- Film poster
- French: La Peur de l'eau
- Directed by: Gabriel Pelletier
- Written by: Gabriel Pelletier Marcel Beaulieu
- Produced by: Nicole Robert
- Starring: Pierre-François Legendre Brigitte Pogonat Normand D'Amour Pascale Bussières Stéphanie Lapointe
- Cinematography: Nicolas Bolduc
- Edited by: Glenn Berman
- Music by: Laurent Eyquem
- Production company: Go Films
- Distributed by: Remstar
- Release date: November 19, 2011;
- Running time: 122 minutes
- Country: Canada
- Language: French

= Fear of Water (2011 film) =

2011 film by Gabriel Pelletier

Fear of Water (La Peur de l'eau) is a Canadian thriller drama film, directed by Gabriel Pelletier and released in 2011. The film stars Pierre-François Legendre as André Surprenant, a police officer in the Magdalen Islands who is investigating the rape and murder of the mayor's daughter Rosalie (Stéphanie Lapointe).

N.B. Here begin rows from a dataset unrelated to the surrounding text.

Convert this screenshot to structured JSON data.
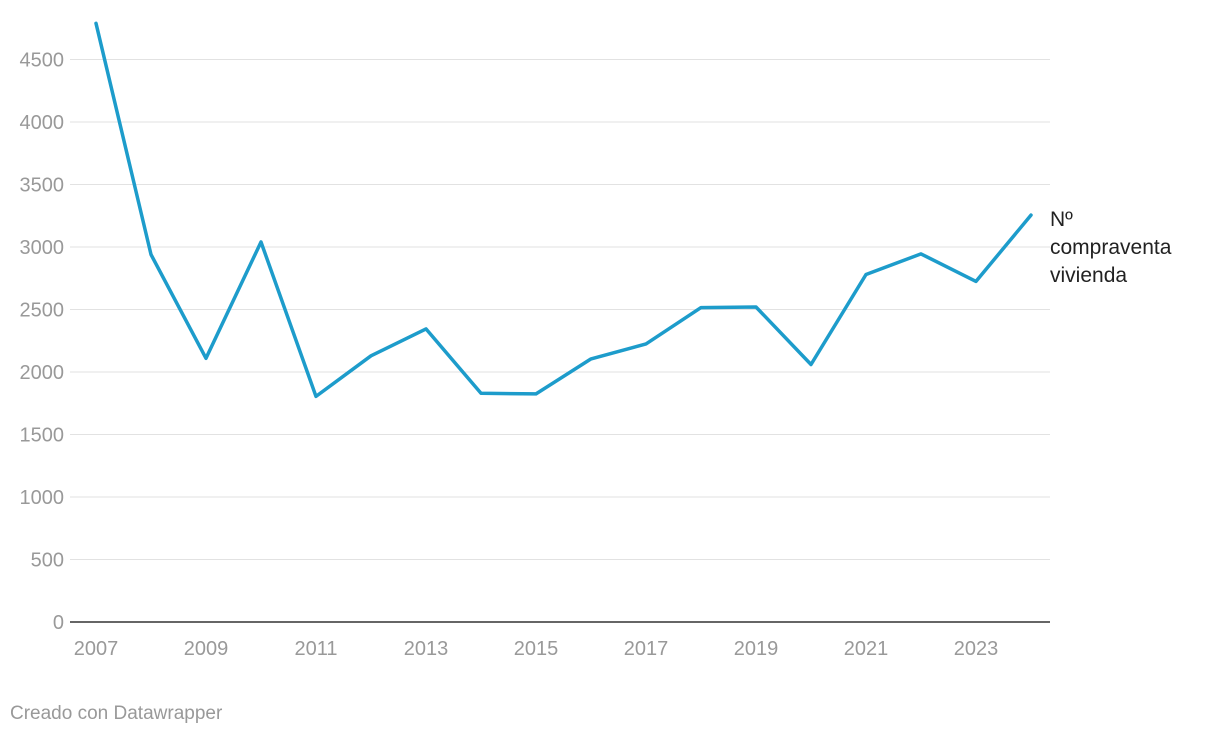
{
  "chart_data": {
    "type": "line",
    "x": [
      2007,
      2008,
      2009,
      2010,
      2011,
      2012,
      2013,
      2014,
      2015,
      2016,
      2017,
      2018,
      2019,
      2020,
      2021,
      2022,
      2023,
      2024
    ],
    "series": [
      {
        "name_lines": [
          "Nº",
          "compraventa",
          "vivienda"
        ],
        "values": [
          4790,
          2940,
          2110,
          3040,
          1805,
          2130,
          2345,
          1830,
          1825,
          2105,
          2225,
          2515,
          2520,
          2060,
          2780,
          2945,
          2725,
          3255
        ]
      }
    ],
    "x_ticks": [
      "2007",
      "2009",
      "2011",
      "2013",
      "2015",
      "2017",
      "2019",
      "2021",
      "2023"
    ],
    "y_ticks": [
      "0",
      "500",
      "1000",
      "1500",
      "2000",
      "2500",
      "3000",
      "3500",
      "4000",
      "4500"
    ],
    "xlim": [
      2007,
      2024
    ],
    "ylim": [
      0,
      4800
    ],
    "grid": true,
    "legend": "inline-right"
  },
  "colors": {
    "line": "#1d9ccb",
    "grid": "#e2e2e2",
    "axis": "#333333",
    "tick_label": "#999999",
    "series_label": "#222222"
  },
  "footer": {
    "credit": "Creado con Datawrapper"
  }
}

The film's cast also includes Brigitte Pogonat, Sandrine Bisson, Isabelle Cyr, Paul Doucet, Normand D'Amour, Pierre-Luc Brillant, Germain Houde and Pascale Bussières.

The film was inspired by, but not a direct adaptation of, Jean Lemieux's crime novel On finit toujours par payer.

The film had its theatrical premiere in November 2011, before going into commercial release in January 2012.

==Awards==
The film received two Jutra Award nominations at the 14th Jutra Awards in 2012, for Best Supporting Actress (Bisson) and Best Sound (Mario Auclair, Pierre-Jules Audet and Luc Boudrias). It won the award for Best Film at the Festival international du film policier de Liège in 2012.